Kevin's disservice is not only to the articles he non-links, but also himself, since he's rendering his own site unreachable via services like Technorati, which link back to comments on popular articles.

It's unavoidable: articles important enough for comments are important enough for links. Hiding your link doesn't make a site any less popular; it only makes it harder for the rest of us to know it.

Comment Spam Manifesto
11:31PM CST November 08, 2003

The Comment Spam Manifesto:

Spammers are hereby put on notice. Your comments are not welcome. If the purpose behind your comment is to advertise yourself, your Web site, or a product that you are affiliated with, that comment is spam and will not be tolerated.

...

You can move to a new host, find a new ISP, or sign up for a different affiliate plan. The end result will be the same. Each time you rise out of the muck we will strike you down and send you back to the hole you crawled out of.

In September we wrote about problems with then recently proposed solutions for stopping comment spam. Adam Kalsey wrote yesterday about getting spammer's accounts cancelled. Add this to the list of pain-in-the-ass solutions. We can delete comments, ban IPs, and report abusers, but there will always be new comments, new IPs, and new abusers. There currently exists no accessible and consistent automated solution.

Adam's manifesto is optimistic. But will we prevail? There certainly exists a point at which spammers will no longer see benefit in jumping the hurdles webloggers erect. But, let's face it, webloggers are in danger of reaching a similar point. How many hurdles will we watch the spammers leap before we lose heart? Adam's manifesto is a positive indication of the community's resolve. Time will reveal who gives up first.

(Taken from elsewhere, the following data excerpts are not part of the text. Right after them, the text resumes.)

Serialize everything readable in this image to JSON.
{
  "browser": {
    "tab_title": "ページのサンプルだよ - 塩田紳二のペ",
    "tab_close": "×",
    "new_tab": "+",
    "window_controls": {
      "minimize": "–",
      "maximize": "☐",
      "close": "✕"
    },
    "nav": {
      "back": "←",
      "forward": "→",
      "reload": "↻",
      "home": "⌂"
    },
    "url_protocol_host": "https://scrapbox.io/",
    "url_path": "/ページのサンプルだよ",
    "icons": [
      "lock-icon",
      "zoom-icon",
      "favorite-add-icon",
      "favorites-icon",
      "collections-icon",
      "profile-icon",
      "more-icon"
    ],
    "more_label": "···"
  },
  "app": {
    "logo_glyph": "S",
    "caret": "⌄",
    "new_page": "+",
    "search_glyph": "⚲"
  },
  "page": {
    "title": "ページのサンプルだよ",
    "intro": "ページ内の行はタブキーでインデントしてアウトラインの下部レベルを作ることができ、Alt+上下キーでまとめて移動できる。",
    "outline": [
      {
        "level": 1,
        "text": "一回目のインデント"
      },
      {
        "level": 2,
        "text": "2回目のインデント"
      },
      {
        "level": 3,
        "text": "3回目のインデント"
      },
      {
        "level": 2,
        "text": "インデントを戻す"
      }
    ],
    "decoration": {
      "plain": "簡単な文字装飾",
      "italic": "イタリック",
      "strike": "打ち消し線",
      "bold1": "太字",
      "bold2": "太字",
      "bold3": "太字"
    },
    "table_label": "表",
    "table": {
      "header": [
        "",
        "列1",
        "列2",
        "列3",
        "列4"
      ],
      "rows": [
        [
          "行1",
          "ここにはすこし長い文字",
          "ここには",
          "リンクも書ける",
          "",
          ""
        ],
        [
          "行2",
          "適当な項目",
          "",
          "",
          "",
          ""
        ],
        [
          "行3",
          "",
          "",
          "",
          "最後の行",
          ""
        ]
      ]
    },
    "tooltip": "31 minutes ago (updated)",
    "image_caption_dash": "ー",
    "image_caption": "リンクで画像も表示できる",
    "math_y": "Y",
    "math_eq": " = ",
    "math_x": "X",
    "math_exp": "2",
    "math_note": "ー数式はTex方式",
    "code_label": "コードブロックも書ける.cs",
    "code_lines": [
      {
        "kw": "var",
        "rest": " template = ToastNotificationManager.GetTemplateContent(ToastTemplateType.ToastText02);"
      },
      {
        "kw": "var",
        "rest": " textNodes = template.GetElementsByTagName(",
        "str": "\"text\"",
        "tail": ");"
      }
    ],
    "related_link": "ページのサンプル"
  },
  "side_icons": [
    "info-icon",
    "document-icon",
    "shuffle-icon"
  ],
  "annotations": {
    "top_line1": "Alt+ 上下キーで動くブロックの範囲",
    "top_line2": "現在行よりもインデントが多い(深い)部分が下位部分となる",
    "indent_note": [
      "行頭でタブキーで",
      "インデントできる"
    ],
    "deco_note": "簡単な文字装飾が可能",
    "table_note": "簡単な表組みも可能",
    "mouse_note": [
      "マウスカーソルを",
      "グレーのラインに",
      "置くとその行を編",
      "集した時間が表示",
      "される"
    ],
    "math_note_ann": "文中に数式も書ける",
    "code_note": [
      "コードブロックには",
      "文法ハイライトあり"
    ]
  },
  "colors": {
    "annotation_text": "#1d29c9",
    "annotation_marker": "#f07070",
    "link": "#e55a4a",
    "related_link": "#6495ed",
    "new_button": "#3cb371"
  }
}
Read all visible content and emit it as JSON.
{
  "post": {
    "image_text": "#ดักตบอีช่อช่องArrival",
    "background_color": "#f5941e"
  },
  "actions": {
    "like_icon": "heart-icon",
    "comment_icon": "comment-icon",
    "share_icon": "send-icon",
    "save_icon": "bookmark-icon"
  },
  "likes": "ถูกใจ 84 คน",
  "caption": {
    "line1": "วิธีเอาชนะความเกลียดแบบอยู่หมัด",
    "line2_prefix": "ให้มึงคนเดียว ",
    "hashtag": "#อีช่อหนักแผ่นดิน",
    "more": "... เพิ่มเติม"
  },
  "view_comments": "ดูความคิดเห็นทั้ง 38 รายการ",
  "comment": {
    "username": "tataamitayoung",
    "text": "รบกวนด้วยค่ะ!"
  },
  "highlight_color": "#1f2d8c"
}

Installing Multiple Versions of Internet Explorer
05:34PM CST November 06, 2003

Dave Shea, Ethan Marcotte, Web-Graphics, Matt Haughey, Aaron Schutzengel, and Markku Seguerra report Joe Maddalone's discovery that it's possible to run multiple versions of Internet Explorer on one Windows computer. This is great news for conscientious developers who strive for cross-browser compatibility.

Bonus Items: Ryan Parman provides all necessary files in convenient .zip format; Luke Redpath offers simple, attractive, color-coded icons for recent versions of IE.

XHTML Article Update
07:40PM CST November 03, 2003

We've updated What You Should Know about XHTML 1.1 to correct a few broken links and add pointers to (1) Anne van Kesteren's notes on extending XHTML and (2) Simon Jessey's method for serving XHTML properly with PHP. We'd appreciate hearing about any other articles that should be referenced.

Update: Patrick Griffiths points us to Declarations, his notes on defining valid XHTML documents. We should have pointed to his site -- htmldog.com -- sooner. It's a fine resource.